Society now fights for the lives of those who a few decades ago would have been permitted to die quietly.

This increases medical expenditure, but we all accept it has an important social advance, just as we regard as a social advance schemes to facilitate people with disabilities to live independent contributory lives and the mainstream education of children with learning disabilities.

Our parents, if they happened to find themselves in an unhappy marriage, were stuck in it. Our children can separate, divorce and marry again. They get a second chance at happiness. Or a third. Similarly, gay men no longer face the possibility of appearing in court for expressing their sexuality.
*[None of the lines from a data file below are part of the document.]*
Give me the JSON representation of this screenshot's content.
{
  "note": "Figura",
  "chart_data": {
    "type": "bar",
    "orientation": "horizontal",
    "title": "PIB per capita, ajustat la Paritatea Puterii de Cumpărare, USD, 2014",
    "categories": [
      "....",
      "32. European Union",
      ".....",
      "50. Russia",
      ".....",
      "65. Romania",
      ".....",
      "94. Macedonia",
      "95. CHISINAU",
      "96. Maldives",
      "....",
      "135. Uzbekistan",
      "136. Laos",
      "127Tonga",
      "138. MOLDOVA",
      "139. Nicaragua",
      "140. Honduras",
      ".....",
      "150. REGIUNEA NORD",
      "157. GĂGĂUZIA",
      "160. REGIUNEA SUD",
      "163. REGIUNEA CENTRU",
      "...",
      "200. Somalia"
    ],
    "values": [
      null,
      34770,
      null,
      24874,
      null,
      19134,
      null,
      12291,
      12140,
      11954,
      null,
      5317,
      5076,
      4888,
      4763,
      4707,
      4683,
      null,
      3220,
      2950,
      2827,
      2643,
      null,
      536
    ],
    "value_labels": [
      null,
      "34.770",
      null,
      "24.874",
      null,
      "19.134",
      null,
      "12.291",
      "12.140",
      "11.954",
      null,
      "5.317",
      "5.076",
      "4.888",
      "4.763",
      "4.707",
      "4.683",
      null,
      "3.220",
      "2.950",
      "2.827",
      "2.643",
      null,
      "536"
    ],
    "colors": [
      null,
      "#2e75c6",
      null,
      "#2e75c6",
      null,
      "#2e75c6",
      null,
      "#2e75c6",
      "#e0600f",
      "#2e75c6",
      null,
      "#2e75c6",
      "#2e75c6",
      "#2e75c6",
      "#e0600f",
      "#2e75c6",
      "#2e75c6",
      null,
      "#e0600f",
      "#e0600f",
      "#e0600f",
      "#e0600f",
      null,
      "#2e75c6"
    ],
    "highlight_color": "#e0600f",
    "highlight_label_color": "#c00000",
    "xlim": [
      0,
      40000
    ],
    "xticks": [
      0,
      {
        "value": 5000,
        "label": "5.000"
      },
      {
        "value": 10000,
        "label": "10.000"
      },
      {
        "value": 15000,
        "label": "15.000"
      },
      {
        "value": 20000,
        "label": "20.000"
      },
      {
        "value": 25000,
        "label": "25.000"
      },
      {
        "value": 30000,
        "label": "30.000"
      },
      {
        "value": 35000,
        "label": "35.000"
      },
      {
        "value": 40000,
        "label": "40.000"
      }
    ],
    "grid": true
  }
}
Yet we are not happy. Uncomplicated happiness is so rare that when it surfaces, it irritates the hell out of us. To be emotionally convalescent seems to be about the best we can aim at.

Contentment is a step too far. Happiness, today, is positioned as a pig-ignorant ignoring of painful realities, where it should be the grateful appreciation of obvious progress.

Only one day of the year still carries an expectation of sweetness and light. It's coming up this Thursday. Don't miss it.